Eddie Hilliard

Personal information
- Full name: Edward Hilliard

Playing information
- Position: Second-row, Lock, Hooker
Club
| Years | Team | Pld | T | G | FG | P |
| 1911–17 | South Sydney | 83 | 5 | 1 | 0 | 17 |
| 1918 | Newtown | 16 | 0 | 0 | 0 | 0 |
|  | Total | 99 | 5 | 1 | 0 | 17 |
Representative
| Years | Team | Pld | T | G | FG | P |
| 1912–15 | Metropolis | 3 | 0 | 0 | 0 | 0 |
| 1913 | New South Wales | 5 | 1 | 0 | 0 | 3 |
- Source: As of 5 December 2022

= Eddie Hilliard =

Australian rugby league footballer

Eddie Hilliard was an Australian former professional rugby league footballer who played in the 1910s.
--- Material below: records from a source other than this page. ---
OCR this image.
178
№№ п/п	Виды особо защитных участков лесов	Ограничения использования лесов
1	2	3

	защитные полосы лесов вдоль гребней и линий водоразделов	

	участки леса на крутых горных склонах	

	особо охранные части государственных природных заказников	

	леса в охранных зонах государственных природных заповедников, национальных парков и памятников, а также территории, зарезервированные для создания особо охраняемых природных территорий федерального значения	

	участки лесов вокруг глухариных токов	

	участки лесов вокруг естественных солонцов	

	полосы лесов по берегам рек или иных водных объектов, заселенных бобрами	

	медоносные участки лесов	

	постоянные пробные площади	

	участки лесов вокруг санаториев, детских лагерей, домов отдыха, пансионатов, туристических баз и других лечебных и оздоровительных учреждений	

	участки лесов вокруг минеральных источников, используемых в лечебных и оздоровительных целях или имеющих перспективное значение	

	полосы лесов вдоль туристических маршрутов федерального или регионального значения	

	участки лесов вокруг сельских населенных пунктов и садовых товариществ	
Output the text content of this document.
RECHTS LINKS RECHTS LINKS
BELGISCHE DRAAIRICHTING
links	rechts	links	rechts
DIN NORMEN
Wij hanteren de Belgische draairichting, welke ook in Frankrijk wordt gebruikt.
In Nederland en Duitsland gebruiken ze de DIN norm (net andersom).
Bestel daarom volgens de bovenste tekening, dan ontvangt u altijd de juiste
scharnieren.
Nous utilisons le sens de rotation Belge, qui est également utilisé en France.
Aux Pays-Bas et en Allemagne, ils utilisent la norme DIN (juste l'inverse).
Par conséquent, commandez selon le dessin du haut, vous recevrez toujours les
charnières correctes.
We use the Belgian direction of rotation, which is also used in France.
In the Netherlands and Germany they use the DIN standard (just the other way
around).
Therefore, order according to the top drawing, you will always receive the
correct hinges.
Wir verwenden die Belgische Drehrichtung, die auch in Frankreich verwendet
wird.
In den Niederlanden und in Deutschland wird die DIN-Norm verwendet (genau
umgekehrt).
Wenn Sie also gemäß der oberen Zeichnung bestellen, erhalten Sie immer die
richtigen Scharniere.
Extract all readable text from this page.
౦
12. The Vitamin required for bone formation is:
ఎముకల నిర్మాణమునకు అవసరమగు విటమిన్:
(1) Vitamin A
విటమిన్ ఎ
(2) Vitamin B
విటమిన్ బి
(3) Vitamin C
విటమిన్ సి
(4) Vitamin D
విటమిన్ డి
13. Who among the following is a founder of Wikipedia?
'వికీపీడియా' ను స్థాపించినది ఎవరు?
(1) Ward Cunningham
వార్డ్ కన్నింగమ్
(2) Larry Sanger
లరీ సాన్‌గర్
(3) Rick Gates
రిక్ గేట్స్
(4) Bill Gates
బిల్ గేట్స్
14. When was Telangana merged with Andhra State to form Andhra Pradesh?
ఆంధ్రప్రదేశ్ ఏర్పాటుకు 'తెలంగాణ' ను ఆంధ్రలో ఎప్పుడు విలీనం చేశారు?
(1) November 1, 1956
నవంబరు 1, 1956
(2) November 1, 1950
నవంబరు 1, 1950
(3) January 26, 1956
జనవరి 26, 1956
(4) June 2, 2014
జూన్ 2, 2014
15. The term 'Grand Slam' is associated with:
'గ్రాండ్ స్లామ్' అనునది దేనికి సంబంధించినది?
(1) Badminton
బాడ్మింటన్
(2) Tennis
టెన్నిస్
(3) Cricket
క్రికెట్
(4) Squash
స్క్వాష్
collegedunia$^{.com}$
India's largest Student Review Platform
He played for the South Sydney and Newtown in the New South Wales Rugby League (NSWRL) competition.

==Playing career==
Hilliard made his first grade debut for South Sydney in round 1 of the 1911 NSWRL season against North Sydney at the Sydney Sports Ground. In 1914, Hilliard played 13 games as South Sydney claimed the premiership due to the first past the post rule. In 1918, Hilliard joined Newtown and played 16 games including the clubs City Cup final loss to Western Suburbs. Hilliard's nickname during his playing career was "Dutchy".

==Representative career==
Hilliard represented Metropolis on three occasions between 1912-1915 and played five games for New South Wales in 1913.